Some common errors in sentence structure include comma splices, sentence fragments, run-on sentences and faulty parallelism. Writers fix these errors by expanding or dividing the sentence as necessary with appropriate elements such as punctuation and grammatical verb forms.
A comma splice occurs when a writer incorrectly uses a comma to join two or more independent clauses in a single sentence. A comma splice can usually be corrected by replacing the comma with a semicolon, separating the comma-spliced sentence into smaller sentences using appropriate punctuation, inserting a coordinating conjunction after the comma, or rearranging the sentence to use conjunctive adverbs.
A sentence fragment occurs when a writer passes off a group of words as a complete sentence. A sentence fragment can usually be fixed by expanding the fragment into a sentence using more elements or incorporating the fragment into an adjacent sentence.

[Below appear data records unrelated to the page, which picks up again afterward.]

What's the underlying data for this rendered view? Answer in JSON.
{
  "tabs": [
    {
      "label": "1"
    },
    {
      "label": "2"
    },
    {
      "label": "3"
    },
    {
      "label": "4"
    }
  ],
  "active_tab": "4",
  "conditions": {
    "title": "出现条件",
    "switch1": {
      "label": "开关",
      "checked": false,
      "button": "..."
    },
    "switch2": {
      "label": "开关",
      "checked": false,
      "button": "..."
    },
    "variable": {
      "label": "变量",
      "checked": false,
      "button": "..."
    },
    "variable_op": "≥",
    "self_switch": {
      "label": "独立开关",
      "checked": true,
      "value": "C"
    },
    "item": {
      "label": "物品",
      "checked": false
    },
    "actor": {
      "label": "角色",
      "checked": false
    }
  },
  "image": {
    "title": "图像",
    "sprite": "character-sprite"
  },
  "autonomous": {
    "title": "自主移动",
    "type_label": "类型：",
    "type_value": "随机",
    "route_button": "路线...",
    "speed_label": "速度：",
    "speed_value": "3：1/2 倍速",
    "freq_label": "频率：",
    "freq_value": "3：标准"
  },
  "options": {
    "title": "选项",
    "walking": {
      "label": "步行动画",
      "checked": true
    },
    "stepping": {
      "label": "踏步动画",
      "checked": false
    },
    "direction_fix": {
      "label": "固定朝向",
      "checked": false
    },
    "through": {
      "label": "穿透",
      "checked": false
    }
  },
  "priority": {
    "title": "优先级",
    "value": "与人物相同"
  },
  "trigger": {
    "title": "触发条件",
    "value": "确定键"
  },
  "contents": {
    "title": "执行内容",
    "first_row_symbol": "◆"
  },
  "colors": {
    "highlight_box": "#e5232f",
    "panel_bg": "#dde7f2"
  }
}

A run-on sentence occurs when the writer compresses too much information into a single sentence, putting several main clauses together without proper punctuation. The solution for run-on sentences is to separate independent clauses into different sentences, join connected ideas with a semi-colon, or subordinate one of the clauses.
Faulty parallelism occurs when sentences or lists do not have parallel structure and fail to place equally important ideas within the same type of sentence pattern. This occurs most commonly when writers put gerunds and verb forms together incorrectly. To fix faulty parallelism and balance the sentence structure, the writer uses the same order and type of gerunds and verbs for all components of the list.